= Neil Rees (legal scholar) =

Australian jurist and legal academic

Professor Neil Rees is an Australian jurist and legal academic. He is a former Chairperson of the Victorian Law Reform Commission (VLRC), Victoria's chief law reform organisation.

Rees obtained a Bachelor of Laws and a Bachelor of Jurisprudence from Monash University where, as an undergraduate, he helped to found the Monash Springvale Community Legal Centre - the first university-based, and now the oldest continually running community legal centre in Australia.

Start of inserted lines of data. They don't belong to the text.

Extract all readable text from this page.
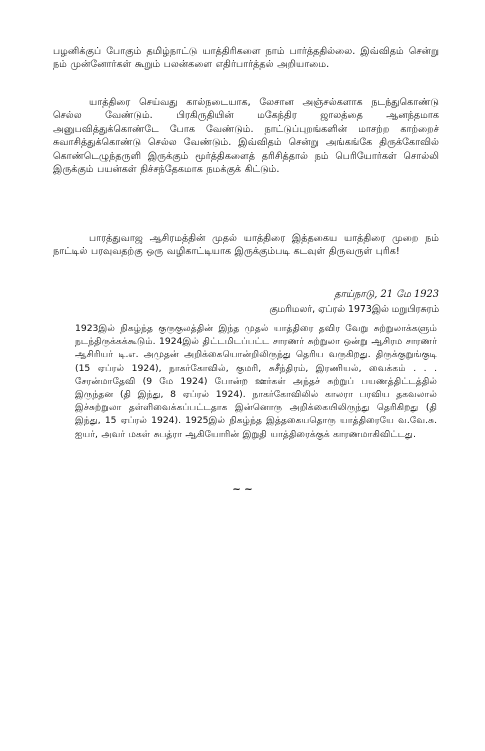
பழனிக்குப் போகும் தமிழ்நாட்டு யாத்திரிகளை நாம் பார்த்ததில்லை. இவ்விதம் சென்று நம் முன்னோர்கள் கூறும் பலன்களை எதிர்பார்த்தல் அறியாமை.

யாத்திரை செய்வது கால்நடையாக, லேசான அஞ்சல்களாக நடந்துகொண்டு செல்ல வேண்டும். பிரகிருதியின் மகேந்திர ஜாலத்தை ஆனந்தமாக அனுபவித்துக்கொண்டே போக வேண்டும். நாட்டுப்புறங்களின் மாசற்ற காற்றைச் சுவாசித்துக்கொண்டு செல்ல வேண்டும். இவ்விதம் சென்று அங்கங்கே திருக்கோவில் கொண்டெழுந்தருளி இருக்கும் மூர்த்திகளைத் தரிசித்தால் நம் பெரியோர்கள் சொல்லி இருக்கும் பயன்கள் நிச்சந்தேகமாக நமக்குக் கிட்டும்.

பாரத்துவாஜ ஆசிரமத்தின் முதல் யாத்திரை இத்தகைய யாத்திரை முறை நம் நாட்டில் பரவுவதற்கு ஒரு வழிகாட்டியாக இருக்கும்படி கடவுள் திருவருள் புரிக!

தாய்நாடு, 21 மே 1923

குமரிமலர், ஏப்ரல் 1973இல் மறுபிரசுரம்

1923இல் நிகழ்ந்த குருகுலத்தின் இந்த முதல் யாத்திரை தவிர வேறு சுற்றுலாக்களும் நடந்திருக்கக்கூடும். 1924இல் திட்டமிடப்பட்ட சாரணர் சுற்றுலா ஒன்று ஆசிரம சாரணர் ஆசிரியர் டி.எ. அமுதன் அறிக்கையொன்றிலிருந்து தெரிய வருகிறது. திருக்குறுங்குடி (15 ஏப்ரல் 1924), நாகர்கோவில், குமரி, சுசீந்திரம், இரணியல், வைக்கம் . . . சேரன்மாதேவி (9 மே 1924) போன்ற ஊர்கள் அந்தச் சுற்றுப் பயணத்திட்டத்தில் இருந்தன (தி இந்து, 8 ஏப்ரல் 1924). நாகர்கோவிலில் காலரா பரவிய தகவலால் இச்சுற்றுலா தள்ளிவைக்கப்பட்டதாக இன்னொரு அறிக்கையிலிருந்து தெரிகிறது (தி இந்து, 15 ஏப்ரல் 1924). 1925இல் நிகழ்ந்த இத்தகையதொரு யாத்திரையே வ.வே.சு. ஐயர், அவர் மகள் சுபத்ரா ஆகியோரின் இறுதி யாத்திரைக்குக் காரணமாகிவிட்டது.

~ ~
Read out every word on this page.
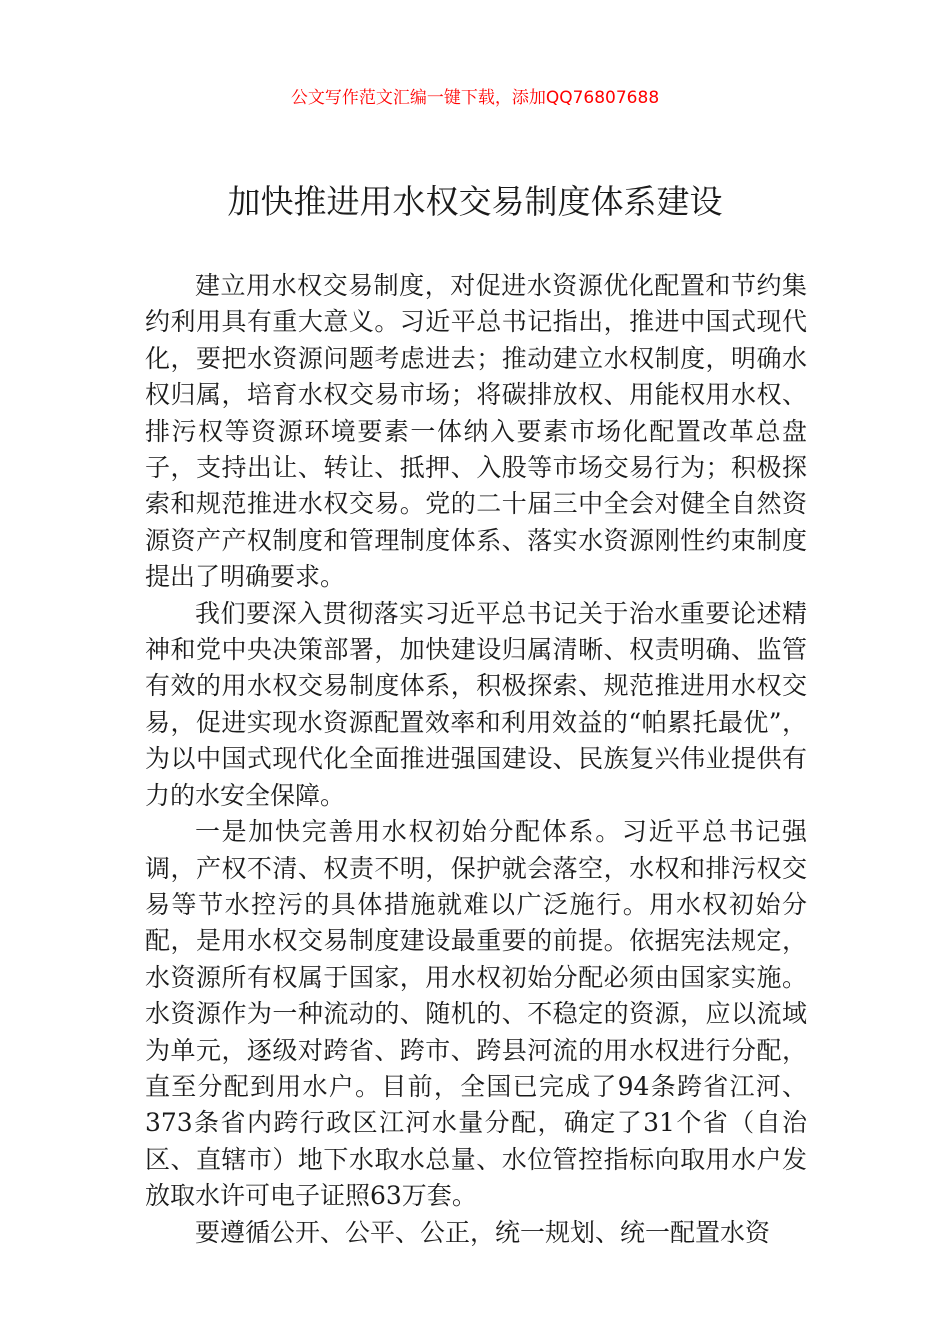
公文写作范文汇编一键下载，添加QQ76807688
加快推进用水权交易制度体系建设

建立用水权交易制度，对促进水资源优化配置和节约集约利用具有重大意义。习近平总书记指出，推进中国式现代化，要把水资源问题考虑进去；推动建立水权制度，明确水权归属，培育水权交易市场；将碳排放权、用能权用水权、排污权等资源环境要素一体纳入要素市场化配置改革总盘子，支持出让、转让、抵押、入股等市场交易行为；积极探索和规范推进水权交易。党的二十届三中全会对健全自然资源资产产权制度和管理制度体系、落实水资源刚性约束制度提出了明确要求。

我们要深入贯彻落实习近平总书记关于治水重要论述精神和党中央决策部署，加快建设归属清晰、权责明确、监管有效的用水权交易制度体系，积极探索、规范推进用水权交易，促进实现水资源配置效率和利用效益的“帕累托最优”，为以中国式现代化全面推进强国建设、民族复兴伟业提供有力的水安全保障。

一是加快完善用水权初始分配体系。习近平总书记强调，产权不清、权责不明，保护就会落空，水权和排污权交易等节水控污的具体措施就难以广泛施行。用水权初始分配，是用水权交易制度建设最重要的前提。依据宪法规定，水资源所有权属于国家，用水权初始分配必须由国家实施。水资源作为一种流动的、随机的、不稳定的资源，应以流域为单元，逐级对跨省、跨市、跨县河流的用水权进行分配，直至分配到用水户。目前，全国已完成了94条跨省江河、373条省内跨行政区江河水量分配，确定了31个省（自治区、直辖市）地下水取水总量、水位管控指标向取用水户发放取水许可电子证照63万套。

要遵循公开、公平、公正，统一规划、统一配置水资
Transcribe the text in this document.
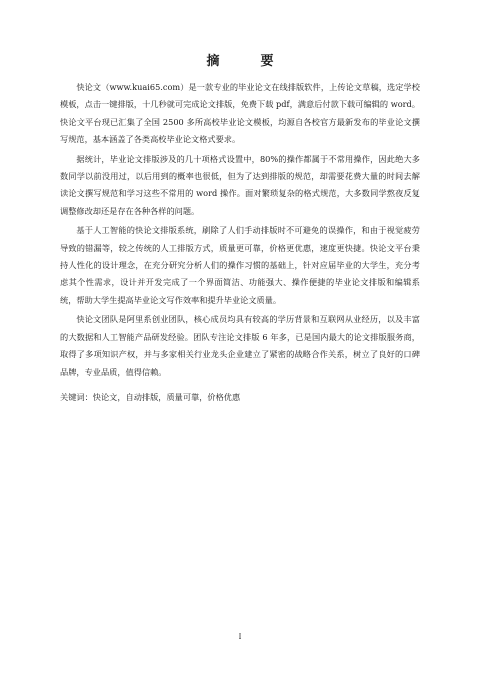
摘　要

快论文（www.kuai65.com）是一款专业的毕业论文在线排版软件，上传论文草稿，选定学校模板，点击一键排版，十几秒就可完成论文排版，免费下载 pdf，满意后付款下载可编辑的 word。快论文平台现已汇集了全国 2500 多所高校毕业论文模板，均源自各校官方最新发布的毕业论文撰写规范，基本涵盖了各类高校毕业论文格式要求。

据统计，毕业论文排版涉及的几十项格式设置中，80%的操作都属于不常用操作，因此绝大多数同学以前没用过，以后用到的概率也很低，但为了达到排版的规范，却需要花费大量的时间去解读论文撰写规范和学习这些不常用的 word 操作。面对繁琐复杂的格式规范，大多数同学熬夜反复调整修改却还是存在各种各样的问题。

基于人工智能的快论文排版系统，刷除了人们手动排版时不可避免的误操作，和由于视觉疲劳导致的错漏等，较之传统的人工排版方式，质量更可靠，价格更优惠，速度更快捷。快论文平台秉持人性化的设计理念，在充分研究分析人们的操作习惯的基础上，针对应届毕业的大学生，充分考虑其个性需求，设计并开发完成了一个界面简洁、功能强大、操作便捷的毕业论文排版和编辑系统，帮助大学生提高毕业论文写作效率和提升毕业论文质量。

快论文团队是阿里系创业团队，核心成员均具有较高的学历背景和互联网从业经历，以及丰富的大数据和人工智能产品研发经验。团队专注论文排版 6 年多，已是国内最大的论文排版服务商，取得了多项知识产权，并与多家相关行业龙头企业建立了紧密的战略合作关系，树立了良好的口碑品牌，专业品质，值得信赖。

关键词：快论文，自动排版，质量可靠，价格优惠

I
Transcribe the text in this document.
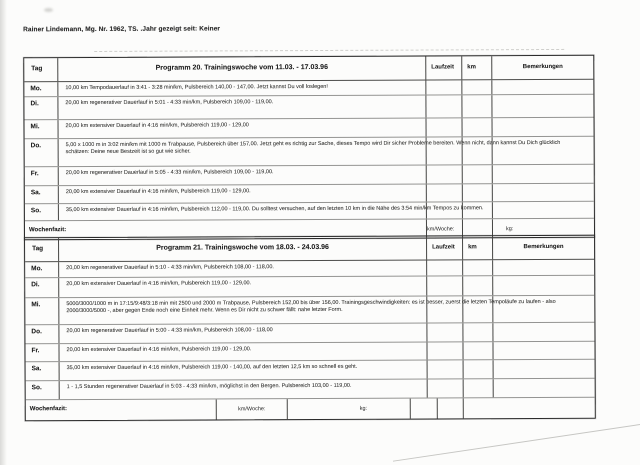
Rainer Lindemann, Mg. Nr. 1962, TS. .Jahr gezeigt seit: Keiner
Tag	Programm 20. Trainingswoche vom 11.03. - 17.03.96	Laufzeit	km	Bemerkungen
Mo.	10,00 km Tempodauerlauf in 3:41 - 3:28 min/km, Pulsbereich 140,00 - 147,00. Jetzt kannst Du voll loslegen!
Di.	20,00 km regenerativer Dauerlauf in 5:01 - 4:33 min/km, Pulsbereich 109,00 - 119,00.
Mi.	20,00 km extensiver Dauerlauf in 4:16 min/km, Pulsbereich 119,00 - 129,00
Do.	5,00 x 1000 m in 3:02 min/km mit 1000 m Trabpause, Pulsbereich über 157,00. Jetzt geht es richtig zur Sache, dieses Tempo wird Dir sicher Probleme bereiten. Wenn nicht, dann kannst Du Dich glücklich schätzen: Deine neue Bestzeit ist so gut wie sicher.
Fr.	20,00 km regenerativer Dauerlauf in 5:05 - 4:33 min/km, Pulsbereich 109,00 - 119,00.
Sa.	20,00 km extensiver Dauerlauf in 4:16 min/km, Pulsbereich 119,00 - 129,00.
So.	35,00 km extensiver Dauerlauf in 4:16 min/km, Pulsbereich 112,00 - 119,00. Du solltest versuchen, auf den letzten 10 km in die Nähe des 3:54 min/km Tempos zu kommen.
Wochenfazit:	km/Woche:	kg:
Tag	Programm 21. Trainingswoche vom 18.03. - 24.03.96	Laufzeit	km	Bemerkungen
Mo.	20,00 km regenerativer Dauerlauf in 5:10 - 4:33 min/km, Pulsbereich 108,00 - 118,00.
Di.	20,00 km extensiver Dauerlauf in 4:16 min/km, Pulsbereich 119,00 - 129,00.
Mi.	5000/3000/1000 m in 17:15/9:48/3:18 min mit 2500 und 2000 m Trabpause, Pulsbereich 152,00 bis über 156,00. Trainingsgeschwindigkeiten: es ist besser, zuerst die letzten Tempoläufe zu laufen - also 2000/3000/5000 -, aber gegen Ende noch eine Einheit mehr. Wenn es Dir nicht zu schwer fällt: nahe letzter Form.
Do.	20,00 km regenerativer Dauerlauf in 5:00 - 4:33 min/km, Pulsbereich 108,00 - 118,00
Fr.	20,00 km extensiver Dauerlauf in 4:16 min/km, Pulsbereich 119,00 - 129,00.
Sa.	35,00 km extensiver Dauerlauf in 4:16 min/km, Pulsbereich 119,00 - 140,00, auf den letzten 12,5 km so schnell es geht.
So.	1 - 1,5 Stunden regenerativer Dauerlauf in 5:03 - 4:33 min/km, möglichst in den Bergen. Pulsbereich 103,00 - 119,00.
Wochenfazit:	km/Woche:	kg:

After graduating, Rees was admitted as a Barrister and Solicitor in Victoria. He then worked in legal practice, including with the Aboriginal Legal Aid Service. Rees then moved into the public service to become Assistant Director of Policy and Research for the Victorian Attorney-General. Following this, Rees moved into academia, taking up a position at the University of New South Wales as Director of Legal Education. In 1991, Professor Rees was appointed foundation Dean at the University of Newcastle Law School. His research focus as an academic was in equal opportunity law, employment law and administrative law. His prior appointments include President of the Mental Health Review Board and Chairman of the Psychosurgery Review Board.

On 20 February 2007, Victorian Attorney-General Rob Hulls announced that Rees would replace Marcia Neave as the Chairperson of the Victorian Law Reform Commission, a position Rees as held since June 2007. Rees handed down one of the Commission's most discussed reports in recent years in May 2008, advising the Victorian Government on the decriminalisation of abortion.